The North wind had blown the leaf debris towards the overflow and most of the lake surface was clear. No fish were rising, the prospects looked bleak. I decided to use the 3# Rio line because I didn’t want to overload the old cane. The rod worked well with about ten yards of line outside the tip ring. It came to life when loaded and I confidently side-cast through the slot between the marginal ferns and the drooping branches of the Beech trees.
I started with a black spider, visible to cruising fish, under the branches to my left. I concentrated for about thirty minutes and then lost the plot during a series of hooked twigs, tangles and poor casts.
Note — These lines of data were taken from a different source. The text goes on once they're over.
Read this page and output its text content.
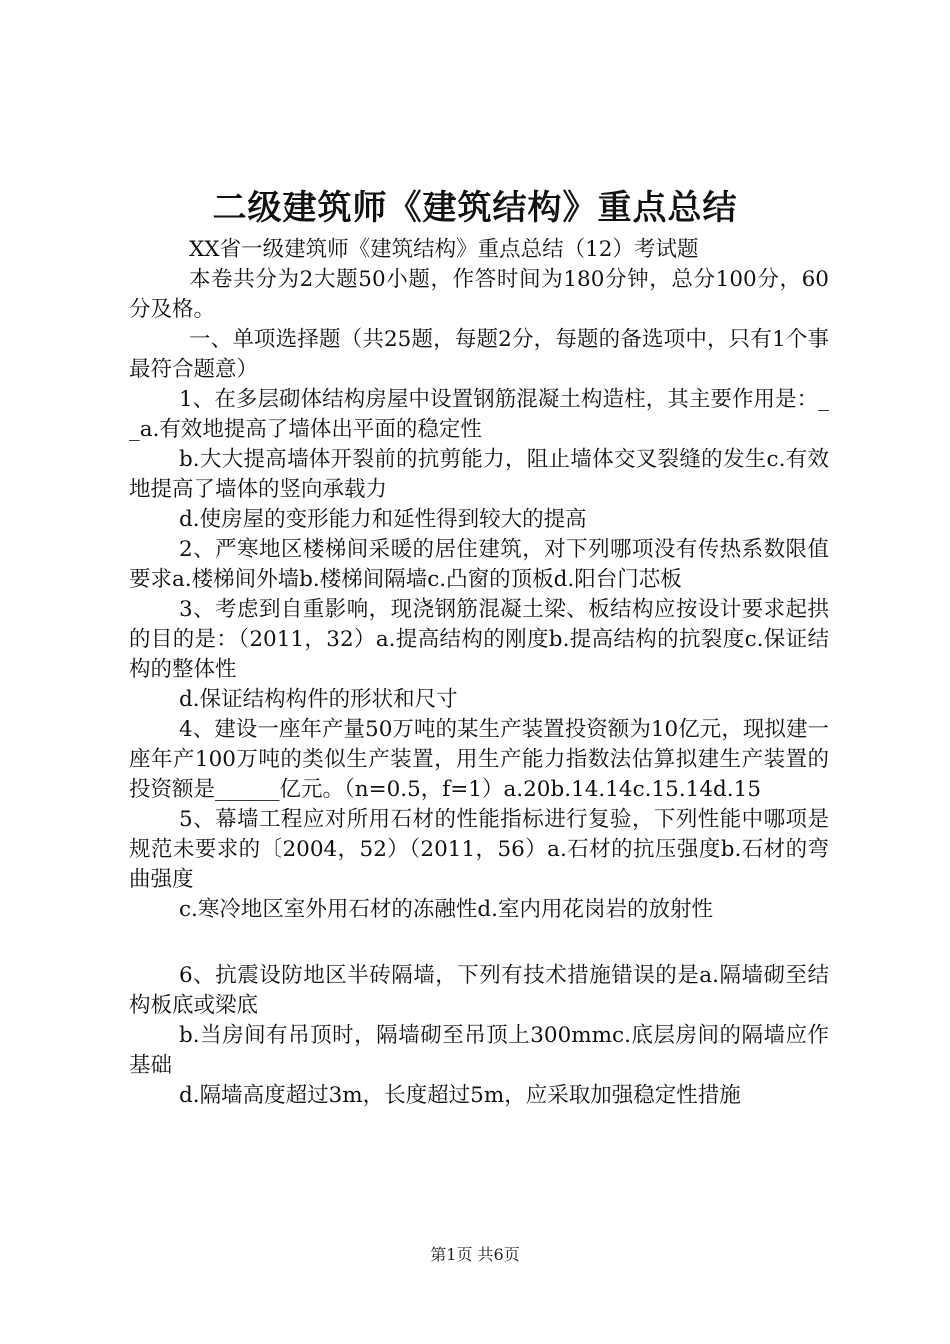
二级建筑师《建筑结构》重点总结

XX省一级建筑师《建筑结构》重点总结（12）考试题

本卷共分为2大题50小题，作答时间为180分钟，总分100分，60分及格。

一、单项选择题（共25题，每题2分，每题的备选项中，只有1个事最符合题意）

1、在多层砌体结构房屋中设置钢筋混凝土构造柱，其主要作用是：__a.有效地提高了墙体出平面的稳定性

b.大大提高墙体开裂前的抗剪能力，阻止墙体交叉裂缝的发生c.有效地提高了墙体的竖向承载力

d.使房屋的变形能力和延性得到较大的提高

2、严寒地区楼梯间采暖的居住建筑，对下列哪项没有传热系数限值要求a.楼梯间外墙b.楼梯间隔墙c.凸窗的顶板d.阳台门芯板

3、考虑到自重影响，现浇钢筋混凝土梁、板结构应按设计要求起拱的目的是：（2011，32）a.提高结构的刚度b.提高结构的抗裂度c.保证结构的整体性

d.保证结构构件的形状和尺寸

4、建设一座年产量50万吨的某生产装置投资额为10亿元，现拟建一座年产100万吨的类似生产装置，用生产能力指数法估算拟建生产装置的投资额是______亿元。（n=0.5，f=1）a.20b.14.14c.15.14d.15

5、幕墙工程应对所用石材的性能指标进行复验，下列性能中哪项是规范未要求的〔2004，52）（2011，56）a.石材的抗压强度b.石材的弯曲强度

c.寒冷地区室外用石材的冻融性d.室内用花岗岩的放射性

6、抗震设防地区半砖隔墙，下列有技术措施错误的是a.隔墙砌至结构板底或梁底

b.当房间有吊顶时，隔墙砌至吊顶上300mmc.底层房间的隔墙应作基础

d.隔墙高度超过3m，长度超过5m，应采取加强稳定性措施

第1页 共6页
Time to move on.
I crept along the bank towards the dead Chestnut tree and flicked the fly into the margins in preparation for a roll cast. A big fish swirled but I was so surprised I froze in disbelief. I rolled the fly out expecting an immediate take. A sunken branch grabbed the fly and put up a good fight. Time to move again.
I leant against the trunk of a tree, backcast into a holly bush, kicked the landing net over and flicked the fly into a particularly tough fern frond in the margin. Hilarious laughter followed and I moved to the open bank and deep water. Trout were cruising along the line of the leaf debris taking buzzers but they were not tempted by my offerings.
I moved around the lake looking for feeding fish and ended up where I’d started, under the big Beech trees. A deep sunk red and black spider was ignored and my casting deteriorated, tiredness was a distraction. I swapped my fly for a black Neoprene Buzzer with white Neoprene breathers, it was a last ditch attempt at deceiving a fish. I suspected that the tiny fly would be invisible in the coloured water. As the leader drifted in a curve from right to left it appeared to stop, a possible sign of a fish disturbing the water around the buzzer. Not enough to lift into. Several casts later the leader dipped gently no more than an inch and I instinctively lifted the rod. The fish fought long and hard, I couldn’t revive it in the landing net and took it home for dinner.
The rod was a revelation, the slow action threw tight loops to a maximum of fifteen yards. I couldn’t push it further. It will be great for buzzers and fine tippets next season. I hadn’t been particularly lucky but I had worked hard and caught a fish. Two out of three Gods were with me.